Ce qui est le plus inquiétant est que derrière toutes ces machines il y a toujours un humain derrière, même le robot est dirigé par un être humain autre que le roi. C’est l’utilisation que nous faisons de la technologique qui la rend mauvaise, alors qu’elle devrait aider à sécuriser elle est utilisée pour contrôler. Ce robot peut être ainsi être une critique des nouvelles technologies et leur impact sur notre monde lorsqu’elles sont utilisés au mauvais escient, sur le fait qu’on ne peut plus vivre librement dans une société de la surveillance. Ce robot va être une allégorie de l’échec d’une société, tous les objets « électroniques » sont tournés en dérision ou alors montré comme négatif, insuffisant. Le robot quant à lui ne va pas être tourné au ridicule, au contraire, il va être la représentation du basculement du pouvoir. Il va écraser le pouvoir mis en place par le roi grâce à l’oiseau qui va en prendre les commandes.

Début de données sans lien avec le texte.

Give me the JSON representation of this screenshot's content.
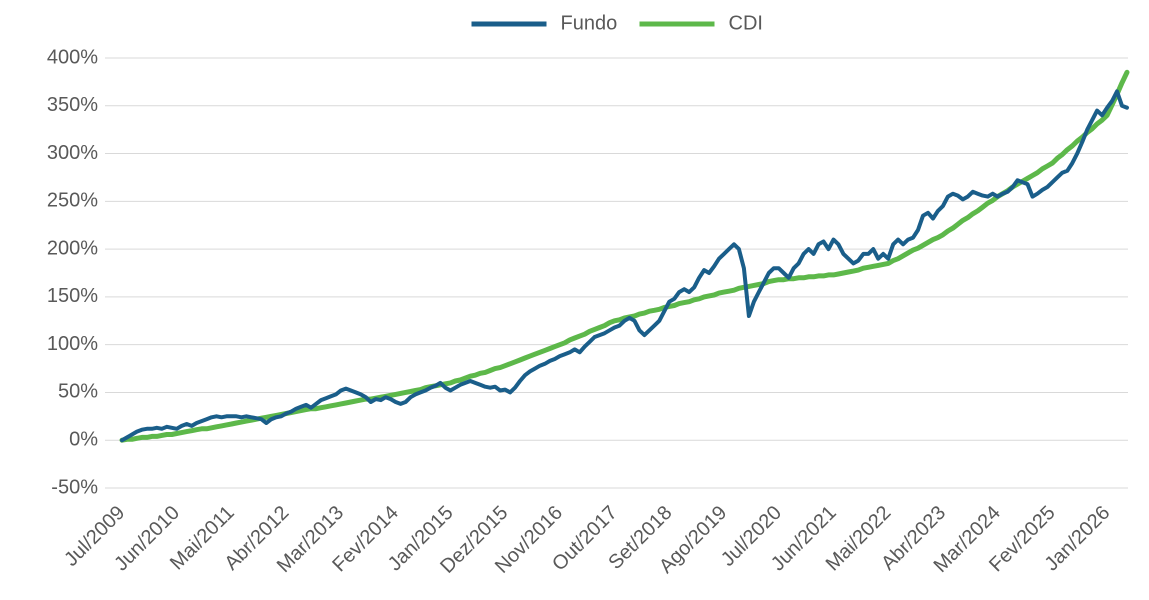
{
  "chart_data": {
    "type": "line",
    "legend": "top",
    "categories": [
      "Jul/2009",
      null,
      null,
      null,
      null,
      null,
      null,
      null,
      null,
      null,
      null,
      "Jun/2010",
      null,
      null,
      null,
      null,
      null,
      null,
      null,
      null,
      null,
      null,
      "Mai/2011",
      null,
      null,
      null,
      null,
      null,
      null,
      null,
      null,
      null,
      null,
      "Abr/2012",
      null,
      null,
      null,
      null,
      null,
      null,
      null,
      null,
      null,
      null,
      "Mar/2013",
      null,
      null,
      null,
      null,
      null,
      null,
      null,
      null,
      null,
      null,
      "Fev/2014",
      null,
      null,
      null,
      null,
      null,
      null,
      null,
      null,
      null,
      null,
      "Jan/2015",
      null,
      null,
      null,
      null,
      null,
      null,
      null,
      null,
      null,
      null,
      "Dez/2015",
      null,
      null,
      null,
      null,
      null,
      null,
      null,
      null,
      null,
      null,
      "Nov/2016",
      null,
      null,
      null,
      null,
      null,
      null,
      null,
      null,
      null,
      null,
      "Out/2017",
      null,
      null,
      null,
      null,
      null,
      null,
      null,
      null,
      null,
      null,
      "Set/2018",
      null,
      null,
      null,
      null,
      null,
      null,
      null,
      null,
      null,
      null,
      "Ago/2019",
      null,
      null,
      null,
      null,
      null,
      null,
      null,
      null,
      null,
      null,
      "Jul/2020",
      null,
      null,
      null,
      null,
      null,
      null,
      null,
      null,
      null,
      null,
      "Jun/2021",
      null,
      null,
      null,
      null,
      null,
      null,
      null,
      null,
      null,
      null,
      "Mai/2022",
      null,
      null,
      null,
      null,
      null,
      null,
      null,
      null,
      null,
      null,
      "Abr/2023",
      null,
      null,
      null,
      null,
      null,
      null,
      null,
      null,
      null,
      null,
      "Mar/2024",
      null,
      null,
      null,
      null,
      null,
      null,
      null,
      null,
      null,
      null,
      "Fev/2025",
      null,
      null,
      null,
      null,
      null,
      null,
      null,
      null,
      null,
      null,
      "Jan/2026",
      null,
      null,
      null,
      null
    ],
    "series": [
      {
        "name": "Fundo",
        "color": "#1a5e8a",
        "values": [
          0,
          3,
          6,
          9,
          11,
          12,
          12,
          13,
          12,
          14,
          13,
          12,
          15,
          17,
          15,
          18,
          20,
          22,
          24,
          25,
          24,
          25,
          25,
          25,
          24,
          25,
          24,
          23,
          22,
          18,
          22,
          24,
          25,
          28,
          30,
          33,
          35,
          37,
          34,
          38,
          42,
          44,
          46,
          48,
          52,
          54,
          52,
          50,
          48,
          45,
          40,
          43,
          42,
          45,
          43,
          40,
          38,
          40,
          45,
          48,
          50,
          52,
          55,
          57,
          60,
          55,
          52,
          55,
          58,
          60,
          62,
          60,
          58,
          56,
          55,
          56,
          52,
          53,
          50,
          55,
          62,
          68,
          72,
          75,
          78,
          80,
          83,
          85,
          88,
          90,
          92,
          95,
          92,
          98,
          103,
          108,
          110,
          112,
          115,
          118,
          120,
          125,
          128,
          125,
          115,
          110,
          115,
          120,
          125,
          135,
          145,
          148,
          155,
          158,
          155,
          160,
          170,
          178,
          175,
          182,
          190,
          195,
          200,
          205,
          200,
          180,
          130,
          145,
          155,
          165,
          175,
          180,
          180,
          175,
          170,
          180,
          185,
          195,
          200,
          195,
          205,
          208,
          200,
          210,
          205,
          195,
          190,
          185,
          188,
          195,
          195,
          200,
          190,
          195,
          190,
          205,
          210,
          205,
          210,
          212,
          220,
          235,
          238,
          232,
          240,
          245,
          255,
          258,
          256,
          252,
          255,
          260,
          258,
          256,
          255,
          258,
          255,
          258,
          260,
          265,
          272,
          270,
          268,
          255,
          258,
          262,
          265,
          270,
          275,
          280,
          282,
          290,
          300,
          312,
          325,
          335,
          345,
          340,
          348,
          355,
          365,
          350,
          348
        ]
      },
      {
        "name": "CDI",
        "color": "#5db84a",
        "values": [
          0,
          1,
          1,
          2,
          3,
          3,
          4,
          4,
          5,
          6,
          6,
          7,
          8,
          9,
          10,
          11,
          12,
          12,
          13,
          14,
          15,
          16,
          17,
          18,
          19,
          20,
          21,
          22,
          23,
          24,
          25,
          26,
          27,
          28,
          29,
          30,
          31,
          32,
          33,
          33,
          34,
          35,
          36,
          37,
          38,
          39,
          40,
          41,
          42,
          43,
          43,
          44,
          45,
          46,
          47,
          48,
          49,
          50,
          51,
          52,
          53,
          55,
          56,
          57,
          58,
          59,
          60,
          62,
          63,
          65,
          67,
          68,
          70,
          71,
          73,
          75,
          76,
          78,
          80,
          82,
          84,
          86,
          88,
          90,
          92,
          94,
          96,
          98,
          100,
          102,
          105,
          107,
          109,
          111,
          114,
          116,
          118,
          120,
          123,
          125,
          126,
          128,
          129,
          130,
          132,
          133,
          135,
          136,
          137,
          139,
          140,
          141,
          143,
          144,
          145,
          147,
          148,
          150,
          151,
          152,
          154,
          155,
          156,
          157,
          159,
          160,
          161,
          162,
          163,
          164,
          166,
          167,
          168,
          168,
          169,
          169,
          170,
          170,
          171,
          171,
          172,
          172,
          173,
          173,
          174,
          175,
          176,
          177,
          178,
          180,
          181,
          182,
          183,
          184,
          185,
          188,
          190,
          193,
          196,
          199,
          201,
          204,
          207,
          210,
          212,
          215,
          219,
          222,
          226,
          230,
          233,
          237,
          240,
          244,
          248,
          251,
          255,
          258,
          261,
          265,
          268,
          271,
          274,
          277,
          280,
          284,
          287,
          290,
          295,
          299,
          304,
          308,
          313,
          317,
          322,
          326,
          331,
          335,
          340,
          351,
          362,
          374,
          385
        ]
      }
    ],
    "ylim": [
      -50,
      400
    ],
    "yticks": [
      {
        "value": -50,
        "label": "-50%"
      },
      {
        "value": 0,
        "label": "0%"
      },
      {
        "value": 50,
        "label": "50%"
      },
      {
        "value": 100,
        "label": "100%"
      },
      {
        "value": 150,
        "label": "150%"
      },
      {
        "value": 200,
        "label": "200%"
      },
      {
        "value": 250,
        "label": "250%"
      },
      {
        "value": 300,
        "label": "300%"
      },
      {
        "value": 350,
        "label": "350%"
      },
      {
        "value": 400,
        "label": "400%"
      }
    ],
    "grid": true
  }
}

L’automate va finalement donner une note positive à ce film qui semble assez pessimiste sur la société et son devenir, il devient le symbole de la liberté alors qu’il est assis comme Le penseur de Rodin, il est face à un profond dilemme, à une crise existentielle. Il écrase la cage d’un petit oiseau emprisonné depuis le début du film, ce n’est plus l’oiseau qui le commande mais bel et bien son propre être (si l’on peut dire cela d’un robot). Il n’est plus dans la destruction, il va désormais servir le peuple qui va pouvoir enfin s’enfuir de cette dictature (nous voyons les traces de leurs pas dans le sable à la fin du film). Le robot passe du côté des libérateurs et non plus dans celui des tyrans, il n’est plus une représentation du pouvoir du roi mais de celui du peuple.

 

Pour conclure :

Par les moyens de l’animation Prévert et Grimault ont pu concevoir un monde totalement imaginaire qui se base sur des principes du monde réel.  Nous remarquons une étrange ressemblance avec le monde dans lequel nous vivions et nous vivons encore aujourd’hui. Une société dans laquelle la surveillance des masses prend le pas sur les libertés, où la technologie permet de contrôler plutôt que de sécuriser. Les décors ainsi que les personnages vont permettre aux réalisateurs de concevoir une mini-société qui décrit une surveillance globale de notre monde.